Posteriormente, en la Declaración de Helsinki sobre Salud en Todas las Políticas (2013), se acordó “Comprometerse con la salud y la equidad en salud como una prioridad política mediante la adopción de los principios de la ‘Salud en todas las Políticas’, tomando acción sobre los determinantes sociales de la salud”. También prometieron “asegurar la existencia de estructuras eficaces, procesos y recursos que faciliten la ejecución de la ‘Salud en todas las políticas’ a través de los diferentes niveles del gobierno y entre los gobiernos”.
Más recientemente, durante el 53 Consejo Directivo de OPS, celebrado en 2014, se aprobó el Plan de Acción Regional sobre Salud en Todas las Políticas. También se acordó robustecer la capacidad de las estructuras y organismos intergubernamentales para desarrollar “la salud en todas las políticas”, siendo el sector salud, el que desempeña un papel central en la promoción de los esfuerzos.
Vale recalcar con vergüenza Patria por el evidente incumplimiento, que todas estas iniciativas y resoluciones han sido suscritas por nuestros gobiernos de turno, cuyos delegados no perdieron el tiempo a la hora de viajar a otras latitudes, muchas veces para hacer turismo internacional, financiados por nuestros recursos.
Para poner en perspectiva la importancia de colocar la salud en todas las políticas para abordar los determinantes sociales, económicos y ambientales de la salud, basta darle una mirada a las estadísticas que nos muestran que las inequidades en materia de salud continúan siendo un problema importante en el país. El crecimiento económico no ha sido suficiente para superar la persistencia de la exclusión social y las inequidades, lo que ha producido una amplia gama de resultados negativos de salud. Nuestros promedios nacionales ocultan las marcadas diferencias entre provincias y comarcas. Incluso entre corregimientos de la ciudad capital.
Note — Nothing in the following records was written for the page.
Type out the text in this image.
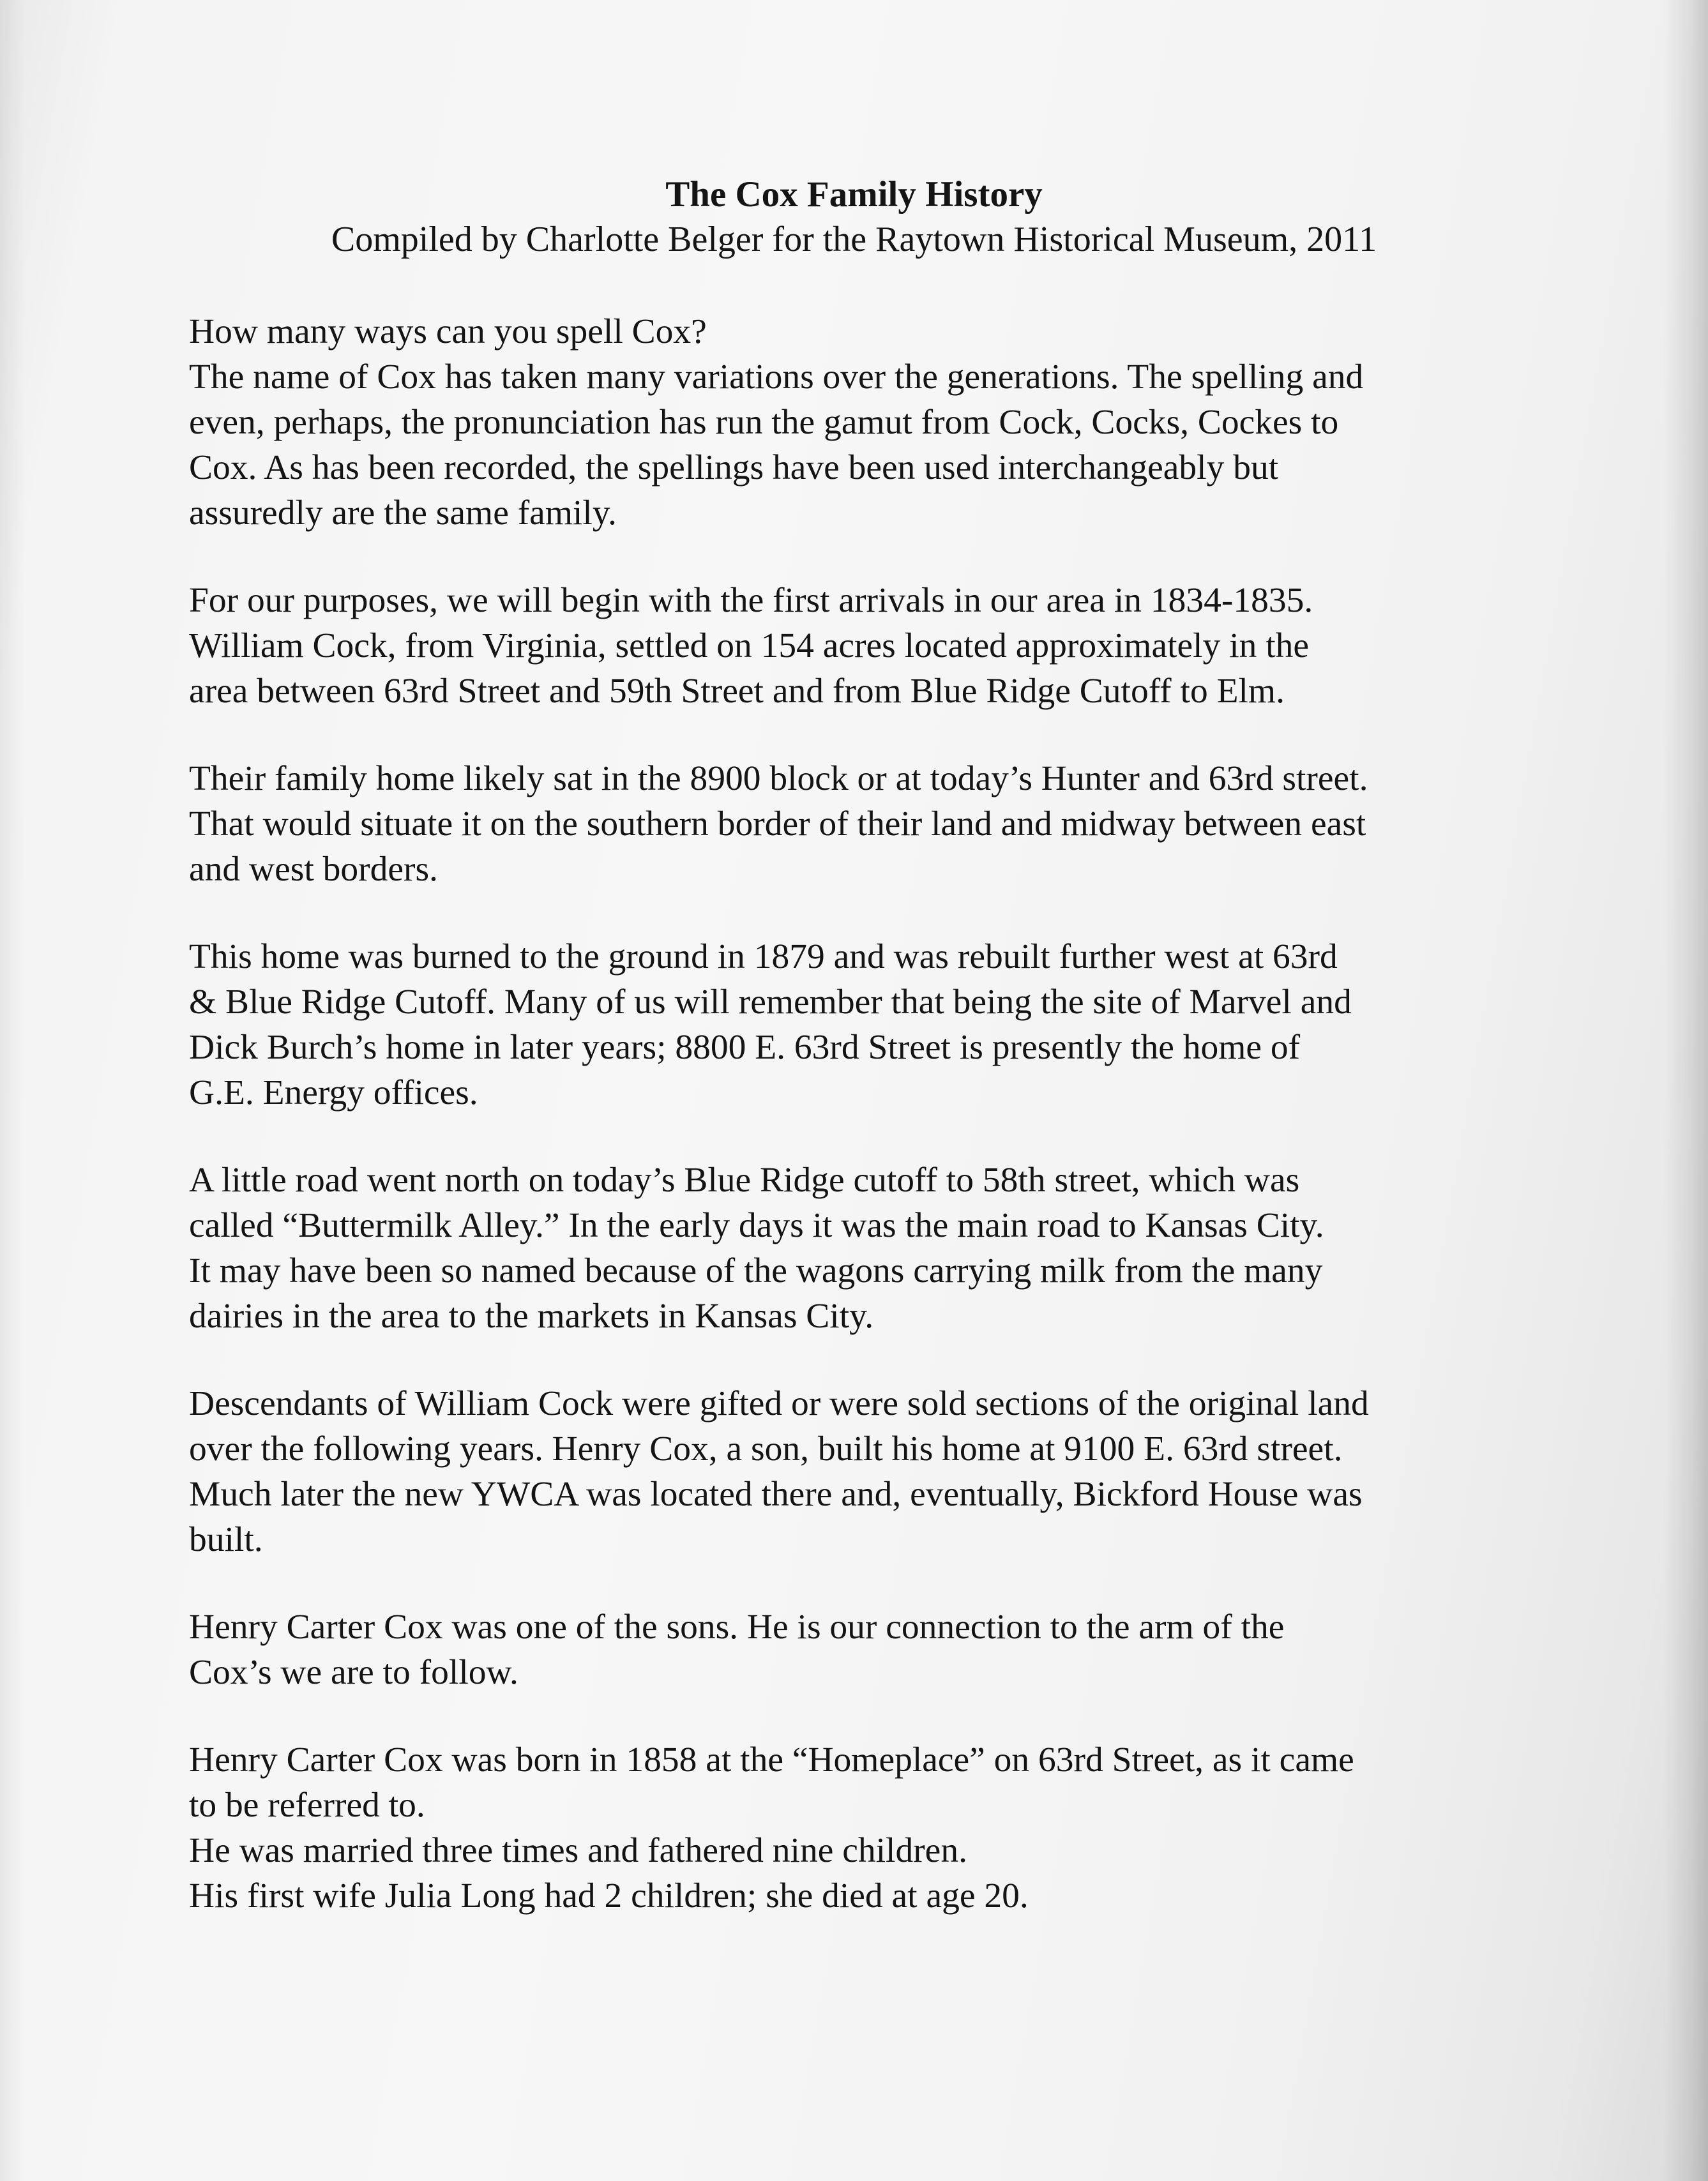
The Cox Family History

Compiled by Charlotte Belger for the Raytown Historical Museum, 2011

How many ways can you spell Cox?
The name of Cox has taken many variations over the generations. The spelling and
even, perhaps, the pronunciation has run the gamut from Cock, Cocks, Cockes to
Cox. As has been recorded, the spellings have been used interchangeably but
assuredly are the same family.

For our purposes, we will begin with the first arrivals in our area in 1834-1835.
William Cock, from Virginia, settled on 154 acres located approximately in the
area between 63rd Street and 59th Street and from Blue Ridge Cutoff to Elm.

Their family home likely sat in the 8900 block or at today’s Hunter and 63rd street.
That would situate it on the southern border of their land and midway between east
and west borders.

This home was burned to the ground in 1879 and was rebuilt further west at 63rd
& Blue Ridge Cutoff. Many of us will remember that being the site of Marvel and
Dick Burch’s home in later years; 8800 E. 63rd Street is presently the home of
G.E. Energy offices.

A little road went north on today’s Blue Ridge cutoff to 58th street, which was
called “Buttermilk Alley.” In the early days it was the main road to Kansas City.
It may have been so named because of the wagons carrying milk from the many
dairies in the area to the markets in Kansas City.

Descendants of William Cock were gifted or were sold sections of the original land
over the following years. Henry Cox, a son, built his home at 9100 E. 63rd street.
Much later the new YWCA was located there and, eventually, Bickford House was
built.

Henry Carter Cox was one of the sons. He is our connection to the arm of the
Cox’s we are to follow.

Henry Carter Cox was born in 1858 at the “Homeplace” on 63rd Street, as it came
to be referred to.
He was married three times and fathered nine children.
His first wife Julia Long had 2 children; she died at age 20.
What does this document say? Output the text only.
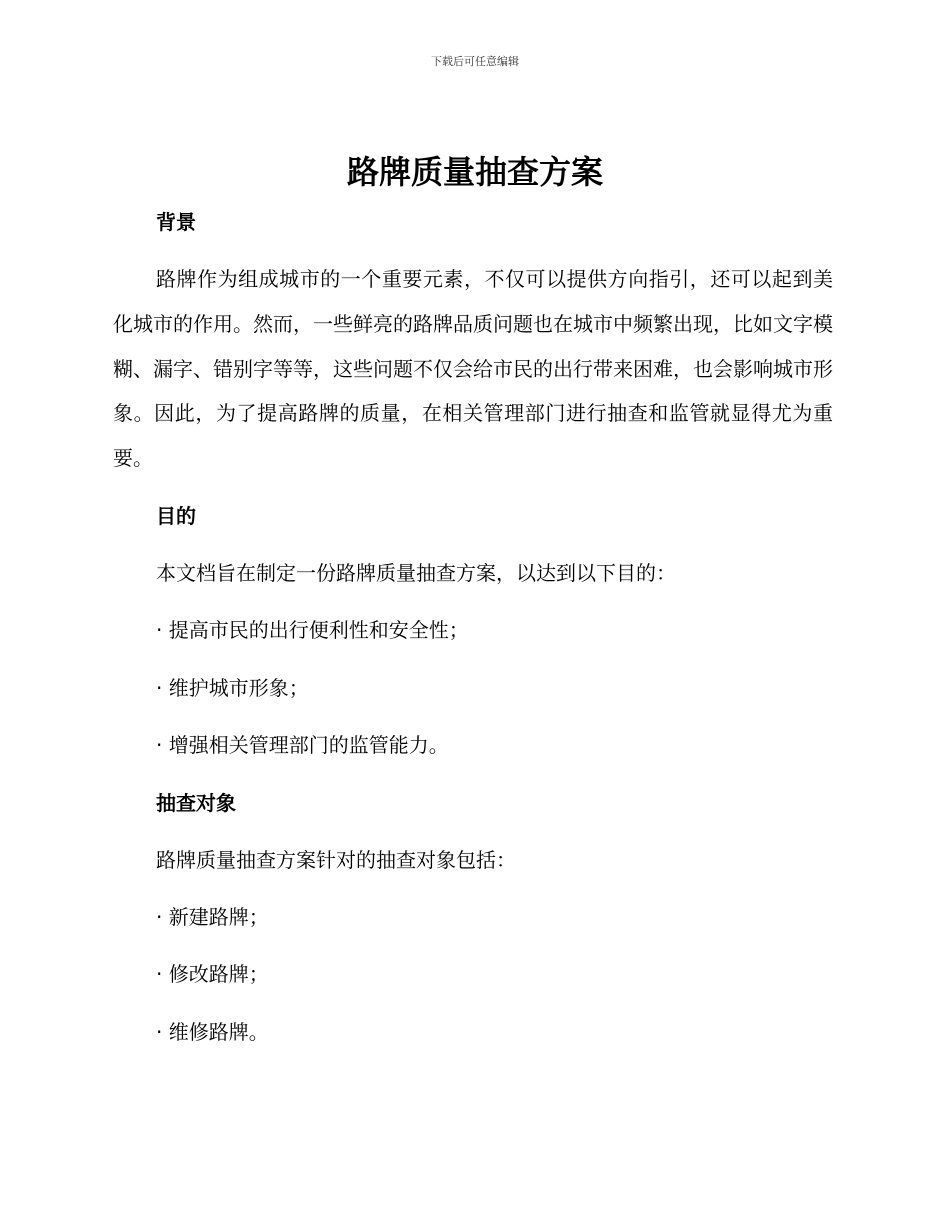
下载后可任意编辑
路牌质量抽查方案
背景

路牌作为组成城市的一个重要元素，不仅可以提供方向指引，还可以起到美化城市的作用。然而，一些鲜亮的路牌品质问题也在城市中频繁出现，比如文字模糊、漏字、错别字等等，这些问题不仅会给市民的出行带来困难，也会影响城市形象。因此，为了提高路牌的质量，在相关管理部门进行抽查和监管就显得尤为重要。

目的

本文档旨在制定一份路牌质量抽查方案，以达到以下目的：

· 提高市民的出行便利性和安全性；

· 维护城市形象；

· 增强相关管理部门的监管能力。

抽查对象

路牌质量抽查方案针对的抽查对象包括：

· 新建路牌；

· 修改路牌；

· 维修路牌。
Las inequidades en materia de salud se relacionan con la raza, la etnicidad, el género, la orientación sexual, el nivel de ingresos, el lugar de residencia, el empleo y las condiciones de trabajo y otras características. Por ello, es transcendental que el impacto sobre la salud sea tomado en consideración a través de los diferentes sectores que comprenden el trabajo del Gobierno, con plena participación de la sociedad organizada.
Aunque hemos avanzado (con gran costo) en muchas áreas de la atención a la enfermedad, no hemos sido capaces, como sociedad, de colocar a la “Promoción de la Salud integral” en el centro de las agendas de los gobernantes y políticos, a los que les resta emprender las acciones políticas, estratégicas y técnicas multisectoriales, con las que nos hemos comprometido. De particular importancia será fortalecer la capacidad y los conocimientos de las comunidades, movimientos sociales y la sociedad civil, para su participación efectiva en el desarrollo, aplicación y seguimiento de la “Salud en todas las políticas”.